The Writer’s Desk: It’s a mystery to me

Picture this scene: A group of teens is playing a game of Monopoly. The four kids chat amiably as they roll dice and move their game pieces around the board.

One kid erupts in with glee when he draws a “get out of jail card.” Another kid is forced to sell his hotels. It’s a pleasant enough scene, but on the surface, it lacks true tension.

Suspense happens when the reader discovers there is a bomb hidden somewhere in the room, perhaps taped under the table where the kids sit, yet the characters are oblivious of its existence.

The tension in the scene is created not by the teenagers, but by the reader who anticipates the pending explosion and its aftermath.

The reader is engaged by her desire to warn the kids to get out of the room. Her heart pounds, and each second the kids remain seated and placid, her anxiety deepens because she knows this will not end well. She is consumed by dread.

According to Alfred Hitchcock, “Mystery is an intellectual process… But suspense is essentially an emotional process.”

We expect thrillers and mysteries to be suspenseful. It’s the nature of their genre. Not all stories are mysteries, but all good ones contain suspense. A great book attracts the reader on a cognitive level, and holds them inside the story through seducing them on a visceral level.
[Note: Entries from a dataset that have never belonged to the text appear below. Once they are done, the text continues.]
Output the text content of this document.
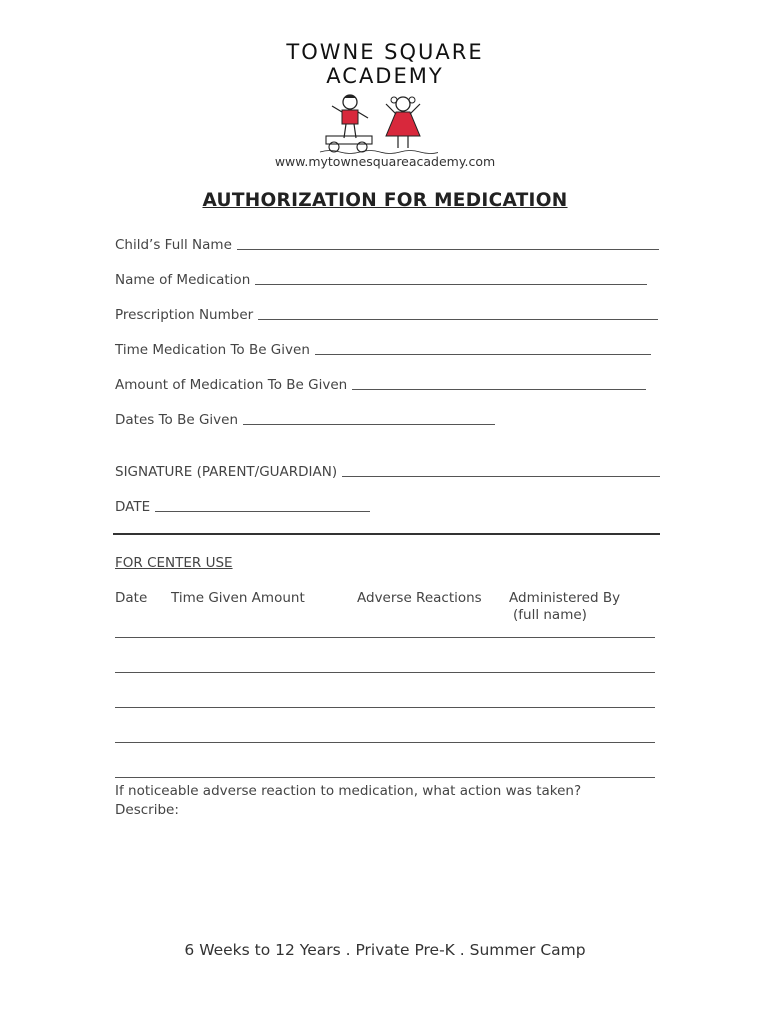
TOWNE SQUARE
ACADEMY
www.mytownesquareacademy.com
AUTHORIZATION FOR MEDICATION
Child’s Full Name
Name of Medication
Prescription Number
Time Medication To Be Given
Amount of Medication To Be Given
Dates To Be Given
SIGNATURE (PARENT/GUARDIAN)
DATE
FOR CENTER USE
Date Time Given Amount	Adverse Reactions Administered By
(full name)
If noticeable adverse reaction to medication, what action was taken?
Describe:
6 Weeks to 12 Years . Private Pre-K . Summer Camp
I recently read a literary novel called The Forbidden Notebook by Alba de Cespedes.

Literary novels are often regarded as books where nothing happens, yet de Cespedes begins her novel by stating, “I was wrong to buy this notebook…it’s too late now. The damage is done.” Right away she creates suspense by admitting she had erred.

As a reader, I wonder, how could owning an innocuous notebook cause damage? My initial reaction is intellectual, yet as I keep reading, I become immersed within Vilaria’s world, and I want to know more of her forbidden story.

Romances use familiar and predictable tropes, such as enemies to lovers, and they adhere to the HEA (Happily Ever After) ending, yet the suspense occurs in how characters make the journey from “I hate you so much” to “I will love you forever.”

In Wild, Cheryl Strayed makes dumb mistakes takes deadly risks. Even though I know Strayed survives her hike of the Pacific Crest Trail, I worried about the entire time I read the memoir.

The key to telling a good story is to have great characters and setting and provide enough suspense to force the reader to keep turning pages.

— By Laura Moe

Laura Moe is the president of Edmonds based EPIC Group Writers and the author of three novels. She is currently adapting Breakfast With Neruda into a streaming series.

  1. What a clever reminder of how suspense works. I read “Forbidden Notebook” recently, and had exactly the same question at the beginning, and kept reading and reading to find out how the notebook could cause damage in her life. Thanks.